This book examines the subject-matter of psychology against the background of the philosophical problem of reality. It locates the core of the issue in the dualistic conception of reality which, it argues, has left psychologists with a conceptually constrained choice of subject-matter, for instance between experience and behavior, not to mention philosophically incomplete ways of discussing its possible subject-matters. By drawing on the work of philosophers and philosophically informed psychologists, the book seeks to explain and advance the long-standing debate by introducing the under-utilized perspective of ideal-realism. The historical origins and trajectory of ideal-realism are recovered from the late 18th century through the early 20th century.
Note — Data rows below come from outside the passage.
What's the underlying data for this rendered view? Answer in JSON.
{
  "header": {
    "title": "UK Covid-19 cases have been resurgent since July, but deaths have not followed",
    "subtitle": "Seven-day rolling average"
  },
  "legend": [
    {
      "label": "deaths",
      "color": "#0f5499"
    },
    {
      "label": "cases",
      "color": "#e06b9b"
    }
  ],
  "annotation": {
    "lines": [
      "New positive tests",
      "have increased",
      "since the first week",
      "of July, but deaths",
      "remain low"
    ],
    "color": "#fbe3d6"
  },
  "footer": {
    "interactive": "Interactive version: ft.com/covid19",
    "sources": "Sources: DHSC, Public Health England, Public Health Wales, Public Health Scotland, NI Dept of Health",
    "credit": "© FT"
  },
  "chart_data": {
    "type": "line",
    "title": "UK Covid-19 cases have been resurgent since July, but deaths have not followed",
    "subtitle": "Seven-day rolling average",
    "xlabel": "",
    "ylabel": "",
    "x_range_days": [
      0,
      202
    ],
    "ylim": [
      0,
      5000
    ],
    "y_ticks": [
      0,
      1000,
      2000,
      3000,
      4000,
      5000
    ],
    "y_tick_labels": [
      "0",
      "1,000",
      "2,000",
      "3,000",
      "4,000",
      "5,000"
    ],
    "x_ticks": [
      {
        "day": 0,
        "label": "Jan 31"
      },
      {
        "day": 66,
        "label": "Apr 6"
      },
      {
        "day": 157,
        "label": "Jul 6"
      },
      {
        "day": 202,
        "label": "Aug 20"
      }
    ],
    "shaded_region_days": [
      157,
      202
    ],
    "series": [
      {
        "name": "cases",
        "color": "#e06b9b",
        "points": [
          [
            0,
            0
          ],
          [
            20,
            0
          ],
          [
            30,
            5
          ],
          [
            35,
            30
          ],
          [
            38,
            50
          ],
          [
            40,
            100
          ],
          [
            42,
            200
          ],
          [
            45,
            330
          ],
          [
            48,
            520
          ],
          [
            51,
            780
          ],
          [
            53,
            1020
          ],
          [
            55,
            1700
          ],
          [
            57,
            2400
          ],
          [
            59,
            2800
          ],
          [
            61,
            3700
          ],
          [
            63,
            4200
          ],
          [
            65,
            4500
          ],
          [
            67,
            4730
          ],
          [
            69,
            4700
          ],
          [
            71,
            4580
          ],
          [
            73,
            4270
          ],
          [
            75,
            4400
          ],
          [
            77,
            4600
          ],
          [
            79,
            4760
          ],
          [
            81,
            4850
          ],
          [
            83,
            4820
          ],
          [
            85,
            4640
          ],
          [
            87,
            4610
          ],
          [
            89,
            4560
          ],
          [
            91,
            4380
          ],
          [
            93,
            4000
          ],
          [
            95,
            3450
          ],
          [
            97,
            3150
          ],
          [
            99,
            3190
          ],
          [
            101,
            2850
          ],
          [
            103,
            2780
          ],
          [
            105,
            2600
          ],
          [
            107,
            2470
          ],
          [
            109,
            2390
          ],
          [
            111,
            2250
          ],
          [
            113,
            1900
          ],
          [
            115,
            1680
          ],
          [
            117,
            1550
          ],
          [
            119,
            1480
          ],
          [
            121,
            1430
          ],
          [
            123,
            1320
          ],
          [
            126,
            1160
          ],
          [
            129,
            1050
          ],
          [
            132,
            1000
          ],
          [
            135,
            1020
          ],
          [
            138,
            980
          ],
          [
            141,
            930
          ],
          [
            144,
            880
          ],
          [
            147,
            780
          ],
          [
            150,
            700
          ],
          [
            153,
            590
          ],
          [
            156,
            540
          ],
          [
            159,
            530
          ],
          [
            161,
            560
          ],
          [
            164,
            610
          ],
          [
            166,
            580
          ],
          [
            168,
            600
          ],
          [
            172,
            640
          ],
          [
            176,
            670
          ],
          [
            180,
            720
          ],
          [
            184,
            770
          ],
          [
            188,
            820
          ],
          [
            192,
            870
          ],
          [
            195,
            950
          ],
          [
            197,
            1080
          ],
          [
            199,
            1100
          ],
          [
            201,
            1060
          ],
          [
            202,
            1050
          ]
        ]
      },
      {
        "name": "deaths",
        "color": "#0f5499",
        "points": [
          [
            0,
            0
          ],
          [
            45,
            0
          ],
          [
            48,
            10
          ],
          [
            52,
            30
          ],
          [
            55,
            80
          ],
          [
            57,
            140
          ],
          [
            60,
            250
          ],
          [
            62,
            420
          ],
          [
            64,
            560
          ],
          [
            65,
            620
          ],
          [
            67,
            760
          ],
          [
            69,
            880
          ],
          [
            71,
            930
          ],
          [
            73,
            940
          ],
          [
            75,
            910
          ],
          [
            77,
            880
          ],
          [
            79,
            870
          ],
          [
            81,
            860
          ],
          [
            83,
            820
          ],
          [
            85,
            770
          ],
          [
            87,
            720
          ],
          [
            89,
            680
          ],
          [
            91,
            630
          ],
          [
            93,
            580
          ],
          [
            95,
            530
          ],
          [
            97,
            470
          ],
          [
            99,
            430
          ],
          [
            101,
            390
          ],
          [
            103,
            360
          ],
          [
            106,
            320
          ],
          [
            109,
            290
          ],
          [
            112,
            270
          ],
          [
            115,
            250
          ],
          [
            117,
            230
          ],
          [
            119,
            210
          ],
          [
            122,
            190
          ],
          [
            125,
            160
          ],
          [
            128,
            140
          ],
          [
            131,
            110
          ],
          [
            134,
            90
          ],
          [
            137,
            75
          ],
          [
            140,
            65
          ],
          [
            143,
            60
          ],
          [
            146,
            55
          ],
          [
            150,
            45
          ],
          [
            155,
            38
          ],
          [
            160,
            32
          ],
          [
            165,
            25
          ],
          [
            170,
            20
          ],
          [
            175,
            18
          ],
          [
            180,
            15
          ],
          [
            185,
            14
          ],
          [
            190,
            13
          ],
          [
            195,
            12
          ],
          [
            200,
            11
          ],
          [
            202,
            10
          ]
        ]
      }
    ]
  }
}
The exposition of this tradition, especially in the little-known German Realpsychologie, provides theoretical psychology with a philosophically founded understanding of its subject-matter.
Alexander Nicolai Wendt,
PhD (Psychology), PhD (Philosophy), is Postdoctoral Researcher of Psychology at the Sigmund Freud University Vienna, Austria, and the Ruprecht-Karls-Universität Heidelberg, Germany. His research is focused on the renewal of phenomenological psychology as well as the theory and history of psychology. Dr. Wendt is also Executive Chairman of the
Arbeitsgemeinschaft Philosophie & Psychologie
(Association of Philosophy and Psychology) which promotes the exchange of knowledge between these disciplines.